Certainly, in life it is very important to be in the right place at the right time. As far as pop music is concerned, the right time was the beginning of the 80’s, no doubt about that. The right place was certainly England, probably in a big city, definitely London, perhaps in Covent Garden near the Blitz Club of Steve Strange and Midge Ure, where Boy George was the cloakroom attendant, Tony Hadley played with the Human League and Rusty Egan shut the door on Mick Jagger.

Or maybe in Birmingham, in Broad Street, where Duran Duran’s career began within the walls of the Rum Runner. In short, between Planet Earth and Fade to Grey a new generation of artists was really opening the doors to a new music.

Or maybe the right place was in Basildon, a new town created after World War II by uniting some villages in Essex, about thirty miles east of London, on the north bank of the Thames estuary. Vince Clark, founder of Depeche Mode, was born there, but in the second half of 1981 he had made the decision to leave the group. Actually he had nothing against Gore or Fletcher, but he felt uncomfortable in the musical environment made of tours and great pressure.

However, he just wanted to leave his friends with a gift, which served to not break ties with them and to make sure that the record industry still remembered him.
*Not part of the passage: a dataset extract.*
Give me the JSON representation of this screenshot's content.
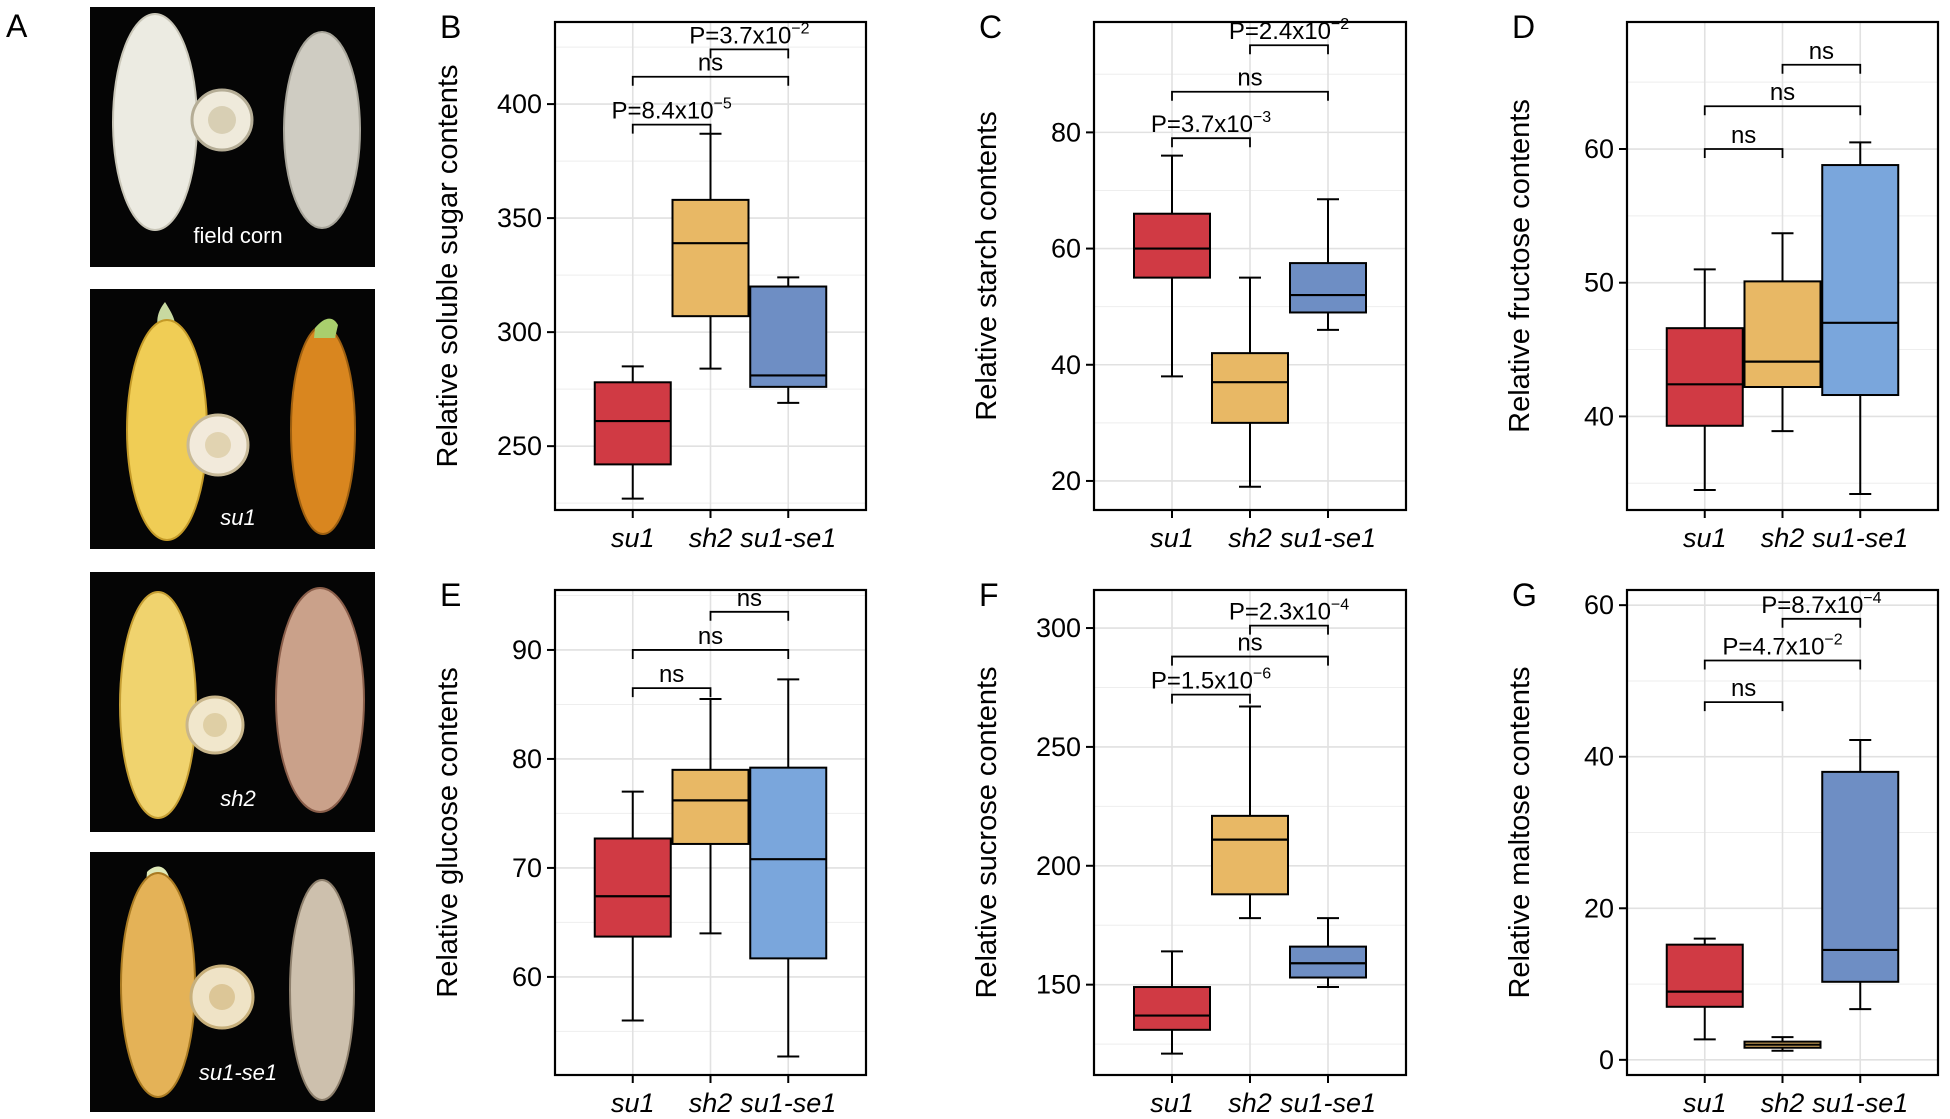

And so he wrote Only You, and took it to Depeche and the record company.

Depeche Mode were looking for a new single for their second album, but decided to use See You, a song written much earlier by Martin Gore. And so Clarke was able to keep the song to himself, but he knew he wasn’t a great singer, and as we know he went looking for a female voice through an ad. When Alison Moyet answered, he was quite pleased: he knew Alison by sight, both because she also lived in Basildon (she was born in Billericay, a few miles north), and because he had noticed her on some evenings in clubs where she was singing.
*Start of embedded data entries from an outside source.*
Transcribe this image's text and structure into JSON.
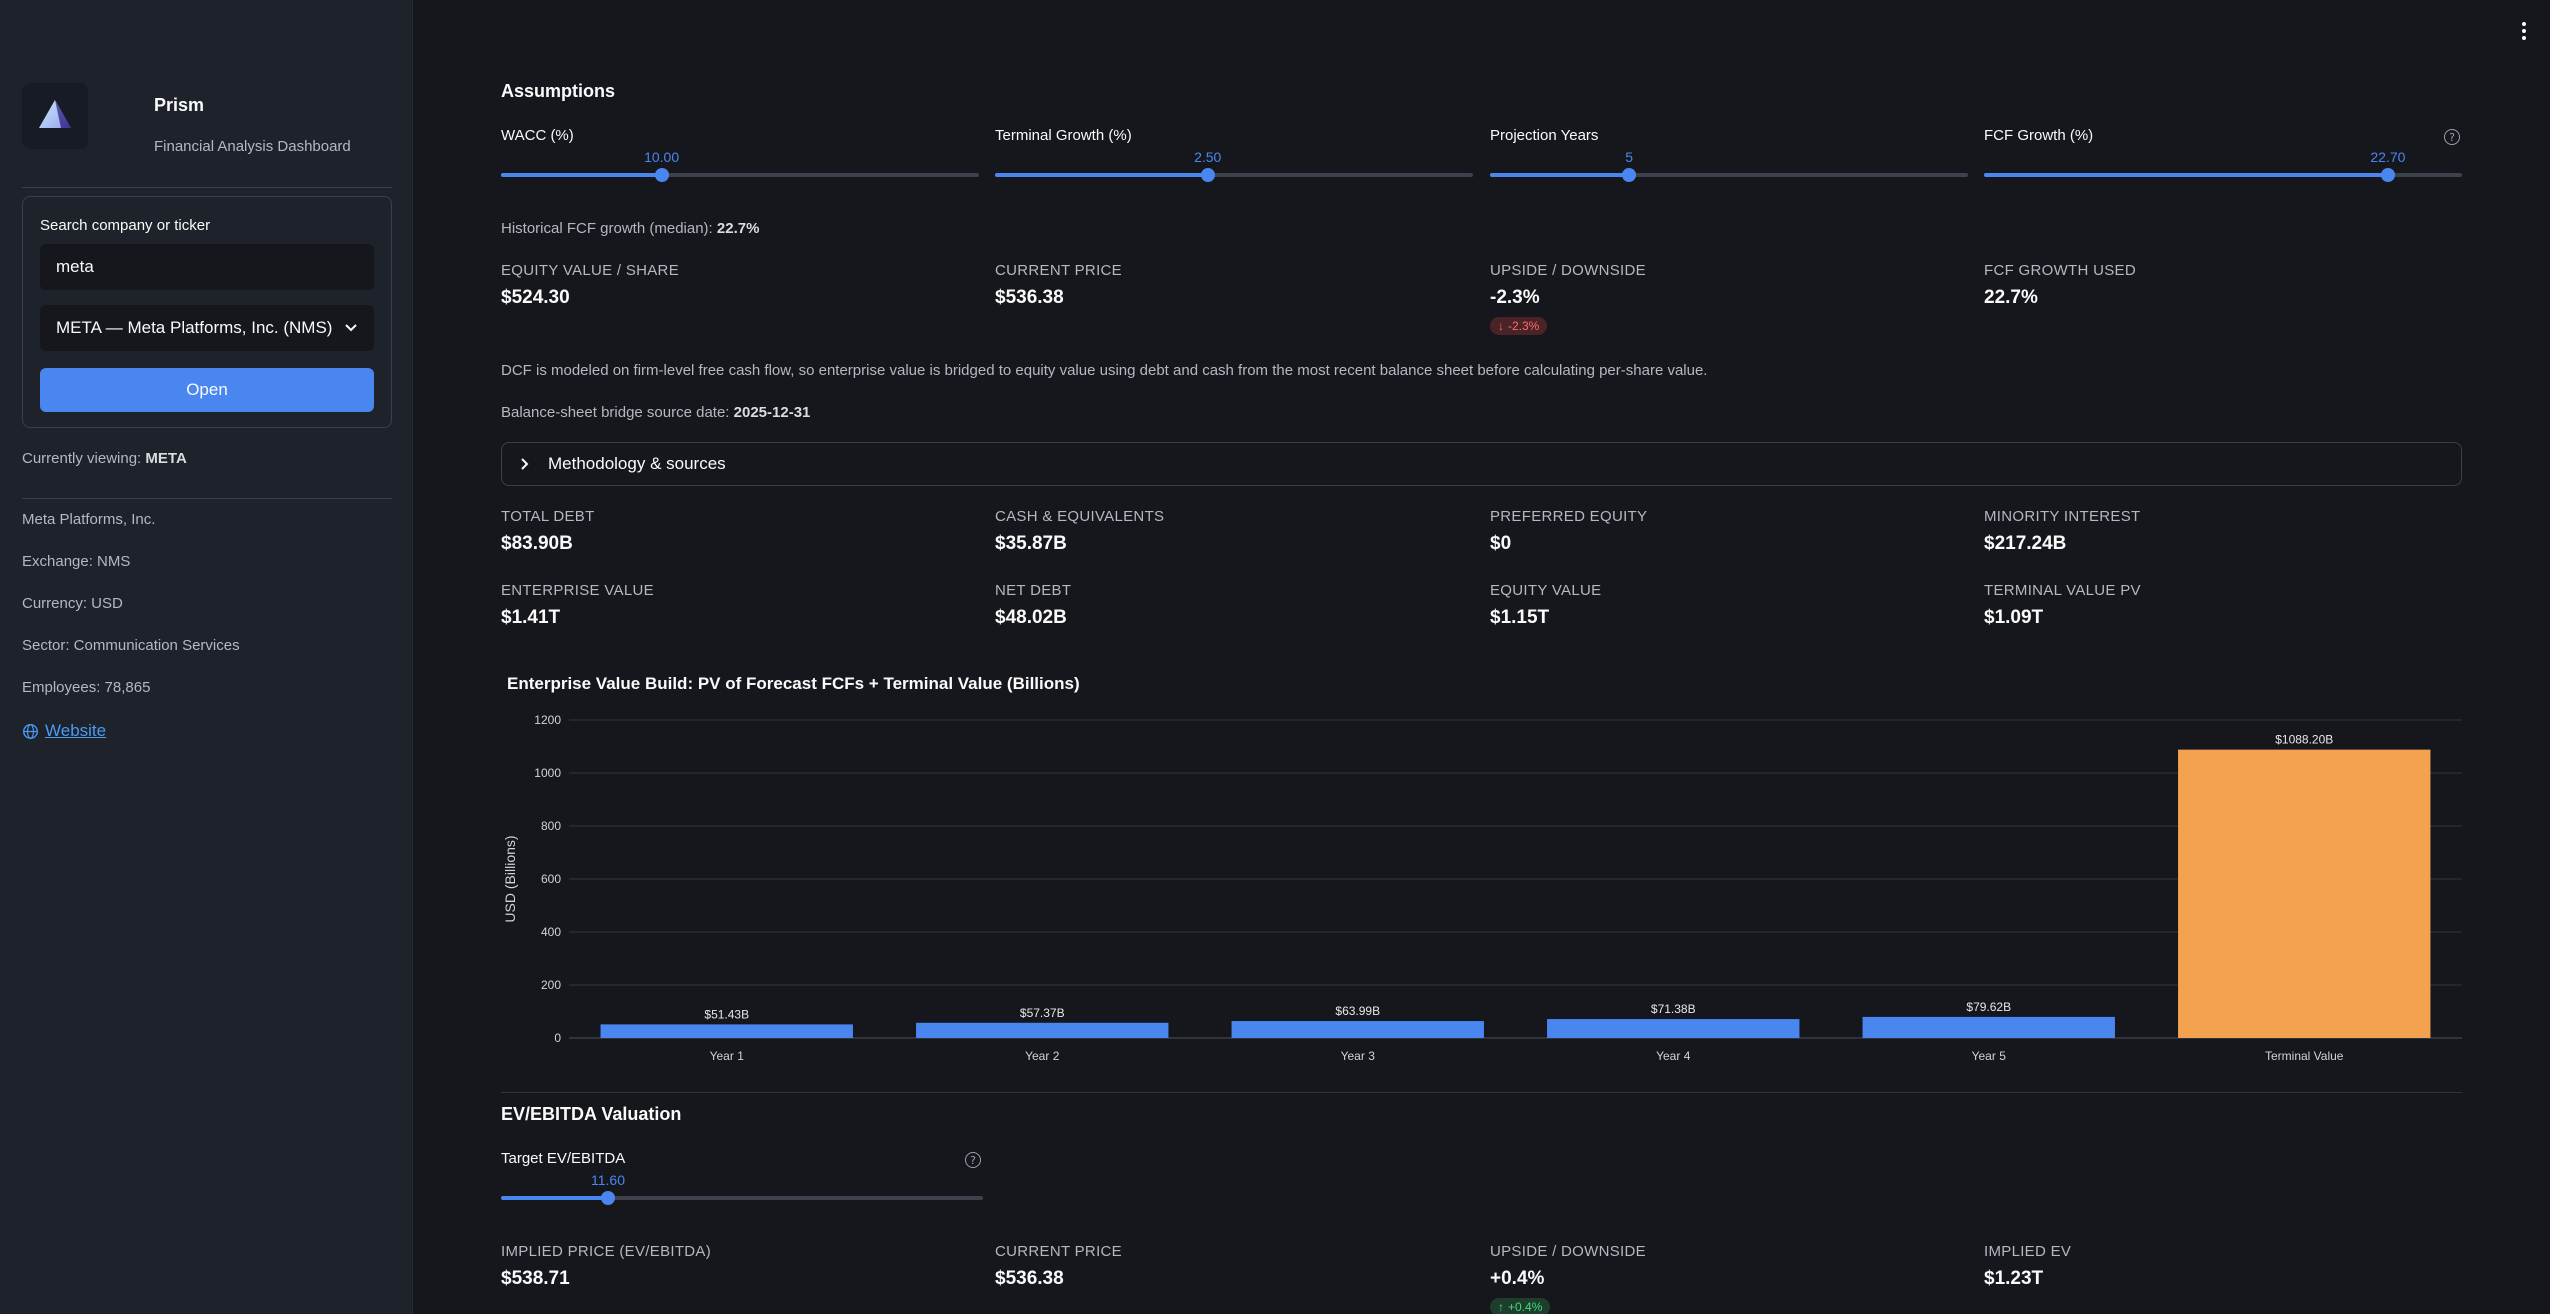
{
  "sidebar": {
    "app_title": "Prism",
    "app_subtitle": "Financial Analysis Dashboard",
    "search_label": "Search company or ticker",
    "search_value": "meta",
    "select_value": "META — Meta Platforms, Inc. (NMS)",
    "open_label": "Open",
    "currently_viewing_prefix": "Currently viewing:",
    "currently_viewing_ticker": "META",
    "company_name": "Meta Platforms, Inc.",
    "exchange": "Exchange: NMS",
    "currency": "Currency: USD",
    "sector": "Sector: Communication Services",
    "employees": "Employees: 78,865",
    "website_label": "Website"
  },
  "assumptions": {
    "title": "Assumptions",
    "sliders": [
      {
        "label": "WACC (%)",
        "value": "10.00",
        "fraction": 0.336
      },
      {
        "label": "Terminal Growth (%)",
        "value": "2.50",
        "fraction": 0.445
      },
      {
        "label": "Projection Years",
        "value": "5",
        "fraction": 0.291
      },
      {
        "label": "FCF Growth (%)",
        "value": "22.70",
        "fraction": 0.845
      }
    ],
    "historical_prefix": "Historical FCF growth (median):",
    "historical_value": "22.7%"
  },
  "dcf_metrics": [
    {
      "label": "EQUITY VALUE / SHARE",
      "value": "$524.30"
    },
    {
      "label": "CURRENT PRICE",
      "value": "$536.38"
    },
    {
      "label": "UPSIDE / DOWNSIDE",
      "value": "-2.3%",
      "delta": "-2.3%"
    },
    {
      "label": "FCF GROWTH USED",
      "value": "22.7%"
    }
  ],
  "dcf_note": "DCF is modeled on firm-level free cash flow, so enterprise value is bridged to equity value using debt and cash from the most recent balance sheet before calculating per-share value.",
  "bridge_date_prefix": "Balance-sheet bridge source date:",
  "bridge_date": "2025-12-31",
  "expander_label": "Methodology & sources",
  "bridge_metrics": [
    {
      "label": "TOTAL DEBT",
      "value": "$83.90B"
    },
    {
      "label": "CASH & EQUIVALENTS",
      "value": "$35.87B"
    },
    {
      "label": "PREFERRED EQUITY",
      "value": "$0"
    },
    {
      "label": "MINORITY INTEREST",
      "value": "$217.24B"
    },
    {
      "label": "ENTERPRISE VALUE",
      "value": "$1.41T"
    },
    {
      "label": "NET DEBT",
      "value": "$48.02B"
    },
    {
      "label": "EQUITY VALUE",
      "value": "$1.15T"
    },
    {
      "label": "TERMINAL VALUE PV",
      "value": "$1.09T"
    }
  ],
  "chart_data": {
    "type": "bar",
    "title": "Enterprise Value Build: PV of Forecast FCFs + Terminal Value (Billions)",
    "ylabel": "USD (Billions)",
    "xlabel": "",
    "ylim": [
      0,
      1200
    ],
    "yticks": [
      0,
      200,
      400,
      600,
      800,
      1000,
      1200
    ],
    "categories": [
      "Year 1",
      "Year 2",
      "Year 3",
      "Year 4",
      "Year 5",
      "Terminal Value"
    ],
    "values": [
      51.43,
      57.37,
      63.99,
      71.38,
      79.62,
      1088.2
    ],
    "labels": [
      "$51.43B",
      "$57.37B",
      "$63.99B",
      "$71.38B",
      "$79.62B",
      "$1088.20B"
    ],
    "colors": [
      "#4a86f0",
      "#4a86f0",
      "#4a86f0",
      "#4a86f0",
      "#4a86f0",
      "#f4a24f"
    ],
    "grid": true
  },
  "ev_ebitda": {
    "title": "EV/EBITDA Valuation",
    "slider_label": "Target EV/EBITDA",
    "slider_value": "11.60",
    "slider_fraction": 0.222,
    "metrics": [
      {
        "label": "IMPLIED PRICE (EV/EBITDA)",
        "value": "$538.71"
      },
      {
        "label": "CURRENT PRICE",
        "value": "$536.38"
      },
      {
        "label": "UPSIDE / DOWNSIDE",
        "value": "+0.4%",
        "delta": "+0.4%"
      },
      {
        "label": "IMPLIED EV",
        "value": "$1.23T"
      }
    ]
  }
}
Alison could have been the right voice to record Only You and bring it to the record company. Alison came from a rhythm and blues group, The Screamin’ Ab Dabs, and didn’t intend to pursue her career in pop, but let’s just say she could take a job like this to earn some money.
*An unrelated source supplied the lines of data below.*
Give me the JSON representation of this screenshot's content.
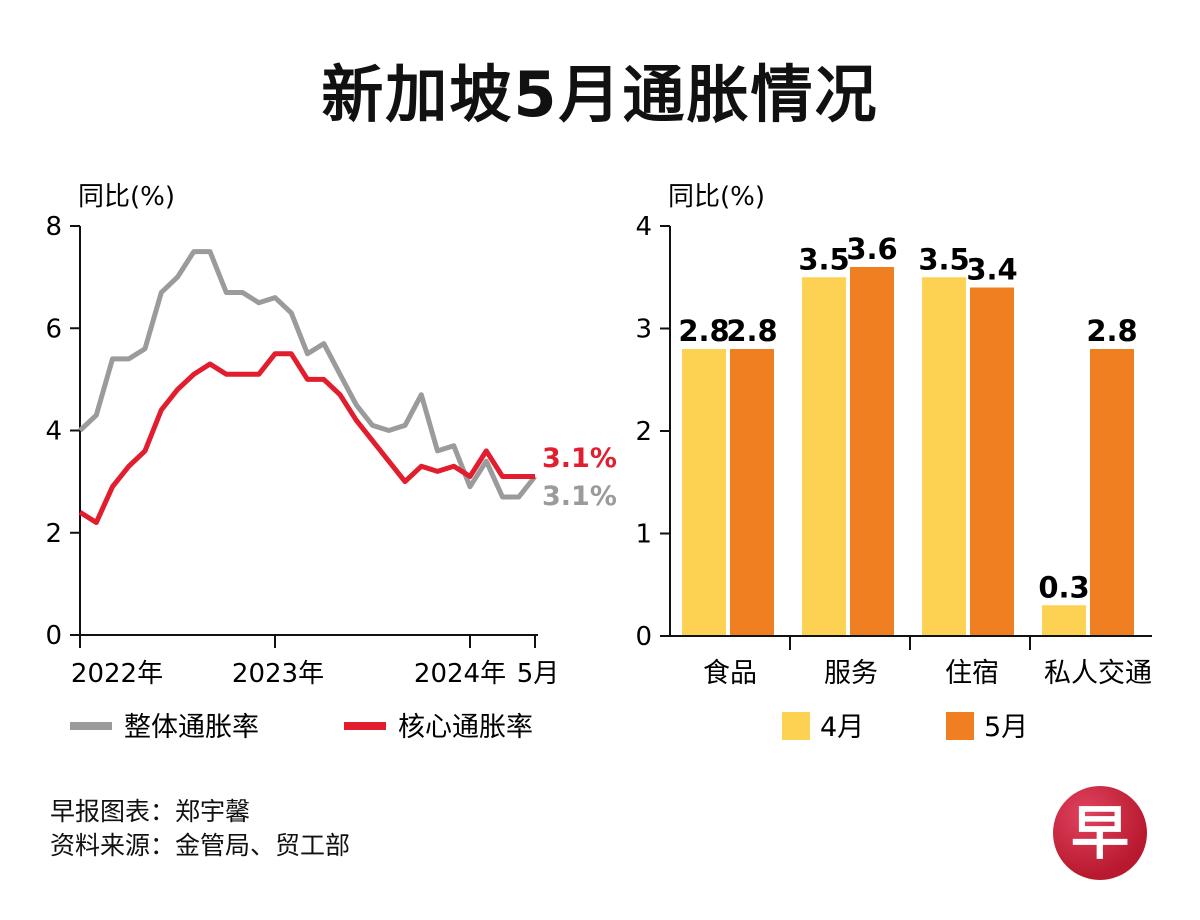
{
  "title": "新加坡5月通胀情况",
  "footer": {
    "credit": "早报图表：郑宇馨",
    "source": "资料来源：金管局、贸工部"
  },
  "logo_text": "早",
  "colors": {
    "headline": "#9b9b9b",
    "core": "#e11d2e",
    "april": "#fdd253",
    "may": "#f07f22",
    "axis": "#111111"
  },
  "chart_data": [
    {
      "type": "line",
      "ylabel": "同比(%)",
      "ylim": [
        0,
        8
      ],
      "yticks": [
        "0",
        "2",
        "4",
        "6",
        "8"
      ],
      "x_tick_labels": [
        "2022年",
        "2023年",
        "2024年",
        "5月"
      ],
      "series": [
        {
          "name": "整体通胀率",
          "end_label": "3.1%",
          "values": [
            4.0,
            4.3,
            5.4,
            5.4,
            5.6,
            6.7,
            7.0,
            7.5,
            7.5,
            6.7,
            6.7,
            6.5,
            6.6,
            6.3,
            5.5,
            5.7,
            5.1,
            4.5,
            4.1,
            4.0,
            4.1,
            4.7,
            3.6,
            3.7,
            2.9,
            3.4,
            2.7,
            2.7,
            3.1
          ]
        },
        {
          "name": "核心通胀率",
          "end_label": "3.1%",
          "values": [
            2.4,
            2.2,
            2.9,
            3.3,
            3.6,
            4.4,
            4.8,
            5.1,
            5.3,
            5.1,
            5.1,
            5.1,
            5.5,
            5.5,
            5.0,
            5.0,
            4.7,
            4.2,
            3.8,
            3.4,
            3.0,
            3.3,
            3.2,
            3.3,
            3.1,
            3.6,
            3.1,
            3.1,
            3.1
          ]
        }
      ]
    },
    {
      "type": "bar",
      "ylabel": "同比(%)",
      "ylim": [
        0,
        4
      ],
      "yticks": [
        "0",
        "1",
        "2",
        "3",
        "4"
      ],
      "categories": [
        "食品",
        "服务",
        "住宿",
        "私人交通"
      ],
      "series": [
        {
          "name": "4月",
          "values": [
            2.8,
            3.5,
            3.5,
            0.3
          ],
          "labels": [
            "2.8",
            "3.5",
            "3.5",
            "0.3"
          ]
        },
        {
          "name": "5月",
          "values": [
            2.8,
            3.6,
            3.4,
            2.8
          ],
          "labels": [
            "2.8",
            "3.6",
            "3.4",
            "2.8"
          ]
        }
      ]
    }
  ]
}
Vincent and Alison (or Alf, as everyone called him) recorded the song, and took it to the record company. It seems that the British team at the record company were not so impressed with the song, but before making a judgment they played the song to their Scandinavian colleagues, who were enthusiastic about it. And so, the record company called Vincent back and asked him to re-record the song with Alison, a little more professionally, and make it into a single.

Alison was less and less convinced: not only did she not aspire to enter the world of pop, but not even to form a group with Vince Clarke, although she definitely found him creative and likeable. In any case, if it was for only one song, she could accept. And so the glorious story of Yazoo (Yaz in America) was born, and at the beginning of March 1982 they released their first single, Only You.

By the way, this song would soon become one of the most covered songs in history, starting from the unforgettable a cappella version of The Flying Pickets of Christmas 1983, up to the funny scenes of the film Military Wives with Kristin Scott Thomas in 2019.

It was a super hit, and the record company asked Vincent and Alison to create a full album, and in August, Upstairs at Eric’s, the first big Yazoo album, also came out, which contained other unforgettable songs like Don’t Go and Situation.

Only You had a simple but particular video, in which mannequins come to life and reveal feelings and passions. Vince and Alf unfortunately do not appear, leaving all the space to a primordial computer graphics.

The history of Yazoo was not long, the following summer Vince and Alison broke up to pursue different experiences, and after a while Clark founded Assembly and then Erasure together with Andy Bell. Decades later, reflecting on the reasons for their separation, both acknowledged that in fact they had no real reasons for conflict, but perhaps they had never had the time to get to know and like each other as people, and their partnership had certainly always been professional and sincere, but a bit cold and impersonal.

Vincent Clark recognized that one of his limitations was an excessive shyness, which made it very difficult for him to find topics of conversation with little-known people, and he admitted that he had relational and communicative limitations on a personal level, although he was very good at translating his emotions into music.

And so, despite everything, in the early 80s Basildon had become the capital of England, at least as far as music was concerned.